Something was becoming clear via the survey, estimates of causes of death are warped by media coverage. The world in our heads is not a precise replica of reality; our expectations of the frequency of events are distorted by the prevalence of and emotional intensity of the messages that we are exposed to.
5. The affect heuristic is an instance of substitution
Whereby the answer to easy questions (e.g. how do I feel about it?) serves as the answer to much harder questions (e.g. what do I think about it?)
6. How this substitution affects our lives
This heuristic simplifies our lives by creating a world that is much tidier than in reality. In the real world there are painful trade-offs between benefits and costs.
Good technologies have few costs in the imaginary word we inhabit, bad technologies have no benefits, and all decisions are easy.
7. Probability
Daniel Kahneman considers that in all the years he’s spent asking questions about probability of events, nobody has raised a hand and asked “what do you mean by probability?”
He surmises that people are not stumped because people generally do not try to judge probability as statisticians and philosophers do.
Instead the word acts as a mental shotgun, evoking answers to easier questions, such as predictability by representativeness.
8. Predictability by representatives
Micheal Lewis bestselling Moneyball is an example of how predictability by representativeness is not statistically optimal.
The manager of the Oakland A’s makes the unpopular opinion of ignoring his scouts assessment of players based on build and look but instead by their statistics of past performance.
The players the A’s picked were inexpensive, because other teams had rejected them in part for not looking the part. The team soon achieved excellent results at low cost.
9. In life, we are regularly faced with conflicts between the intuition of representativeness and the logic of probability.
10. When you specify a possible event in greater detail you can only lower its probability:
In an experiment, audiences were given a list of eight possible scenarios for a person:
Linda is a teacher in elementary school
Linda works in a bookstore and takes yoga classes
Linda is active in the feminist movement
Linda is a psychiatric social worker
Linda is a member of the league of women voters
Linda is a bank teller
Linda is an insurance salesperson
Linda is a bank teller and is active in the feminist movement
Audiences were asked to rank these findings, and people come to the conclusion that Linda fits the idea of a feminist bank teller better than the fits the stereotype of bank teller.
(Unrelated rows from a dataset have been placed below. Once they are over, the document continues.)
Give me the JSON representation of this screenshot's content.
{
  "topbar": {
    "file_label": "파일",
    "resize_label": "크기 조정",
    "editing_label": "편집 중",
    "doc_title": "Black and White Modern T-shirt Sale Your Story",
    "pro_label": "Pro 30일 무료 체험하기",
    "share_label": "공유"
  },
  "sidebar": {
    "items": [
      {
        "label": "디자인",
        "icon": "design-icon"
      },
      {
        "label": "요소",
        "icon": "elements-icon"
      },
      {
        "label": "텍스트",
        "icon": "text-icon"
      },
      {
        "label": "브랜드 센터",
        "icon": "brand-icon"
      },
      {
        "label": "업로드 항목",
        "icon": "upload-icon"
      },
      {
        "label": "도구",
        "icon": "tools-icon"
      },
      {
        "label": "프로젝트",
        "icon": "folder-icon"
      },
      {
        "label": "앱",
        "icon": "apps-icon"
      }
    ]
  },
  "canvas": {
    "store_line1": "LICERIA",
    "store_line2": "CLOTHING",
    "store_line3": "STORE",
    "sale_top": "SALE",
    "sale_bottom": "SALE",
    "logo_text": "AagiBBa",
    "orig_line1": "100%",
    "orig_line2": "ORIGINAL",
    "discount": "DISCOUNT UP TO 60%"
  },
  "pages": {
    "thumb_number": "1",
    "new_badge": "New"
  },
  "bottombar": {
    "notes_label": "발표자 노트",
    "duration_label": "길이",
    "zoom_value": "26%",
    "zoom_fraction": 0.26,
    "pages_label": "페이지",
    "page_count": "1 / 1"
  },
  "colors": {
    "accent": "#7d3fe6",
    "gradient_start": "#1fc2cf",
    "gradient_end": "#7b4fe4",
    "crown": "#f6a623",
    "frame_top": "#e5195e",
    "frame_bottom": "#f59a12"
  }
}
The sterotypical bank teller is not a feminist activist, and adding that detail to the description makes for a more coherent story.
There is a logical relation between the two scenarios. Think in terms of Venn diagrams, the set of feminist bank tellers is wholly included in the set of bank tellers, as every feminist bank teller is a bank teller.
Therefore, the probability that Linda is a feminist bank teller must be lower than the probability of her being a bank teller!
The problem sets up a conflict between the intuition of representativeness and the logic of probability.